Polycab India, the wire and cable major, did see its March quarter (Q4) revenues getting impacted by lockdown. However, its revenue decline was lower than peers which, along with a good operating performance, meant that its net profit continued to grow. This has helped the stock, which had halved from February highs and was languishing since, rebound 13 per cent in three trading sessions post results.
Revenues declined 14 per cent year-on-year as the company lost end-of-year sales of about Rs 600 crore. However, superior sales mix led by exports, FMEG (electrical goods), optical fibre cables, etc, coupled with better realisations and cost controls drove up operating profit margin to 13.8 per cent, significantly better than the 10 per cent reported in the year-ago quarter. Adjusted profit (excluding exceptional items), thus, grew 51.8 per cent year-on-year, partly helped by lower taxes.
The superior sales mix complimented by FMEG (Fans & lightings) segment continues to drive Polycab's prospects.

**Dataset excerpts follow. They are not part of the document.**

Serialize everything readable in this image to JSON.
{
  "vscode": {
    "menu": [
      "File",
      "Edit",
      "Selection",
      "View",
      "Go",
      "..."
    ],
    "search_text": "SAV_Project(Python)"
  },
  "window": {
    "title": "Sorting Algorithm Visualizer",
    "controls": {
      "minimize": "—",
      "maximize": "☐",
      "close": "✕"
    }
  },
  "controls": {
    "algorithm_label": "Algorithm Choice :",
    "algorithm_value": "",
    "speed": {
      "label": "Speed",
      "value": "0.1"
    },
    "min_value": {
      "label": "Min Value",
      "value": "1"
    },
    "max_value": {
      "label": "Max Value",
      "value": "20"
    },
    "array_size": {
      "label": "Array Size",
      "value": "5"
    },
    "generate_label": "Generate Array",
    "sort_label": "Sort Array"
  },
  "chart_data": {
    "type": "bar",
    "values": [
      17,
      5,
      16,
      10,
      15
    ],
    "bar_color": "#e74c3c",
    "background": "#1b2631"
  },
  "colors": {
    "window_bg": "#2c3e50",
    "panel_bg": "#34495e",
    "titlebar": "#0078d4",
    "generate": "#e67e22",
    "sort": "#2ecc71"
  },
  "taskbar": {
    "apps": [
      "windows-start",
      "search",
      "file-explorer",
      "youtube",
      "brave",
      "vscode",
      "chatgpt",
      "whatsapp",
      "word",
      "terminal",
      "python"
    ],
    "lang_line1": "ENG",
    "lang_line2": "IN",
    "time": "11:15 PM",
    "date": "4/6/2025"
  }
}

The cable segment, which contributes 85 per cent, saw sales decline 11 per cent in Q4. But this was much lower than the 24 per cent fall reported by competitor Havells. For the full year (FY20), too, sales grew by 9 per cent; Havells had seen its cable sales decline 7 per cent year-on-year. Cable industry, too, has seen sales decline in Q4, point out analysts. Part of this outperformance can be attributed to exports, whose contribution to consolidated sales grew to 12.3 per cent in FY20 from just 3.1 per cent in FY19. Although it was also driven by a large export order – about two-thirds of overall exports in FY20, which may be not be there in the current year, Polycab has set up its front-end (marketing operations) in the US eyeing developed markets and expects to benefit from developed world's declining dependence on China.
In the near term, the impact of lockdown will reflect on Polycab's June quarter sales. Analysts believe that September quarter however will be better, with further improvement expected in second half of FY20.
On margins, too, while some impact of high fixed costs may be there in Q1, the company is confident of maintaining the 11-13 per cent trajectory for FY20. Analysts at Edelweiss, thus, have revised up their FY21 and FY22 earnings estimates by 4 and 5 per cent, respectively, given strong margin beat in Q4. However Kotak Institutional Equities, which is more cautious, has cut its FY21 earnings estimates by 5 per cent, and upped the same for FY22 by 8 per cent.
A few such as Tarang Bhanushali at YES Securities believe that the company is transforming into a diversified electrical equipment player, but trades at just 15x FY22 earnings compared to 35-40x Havells. In other words, indicating room for re-rating.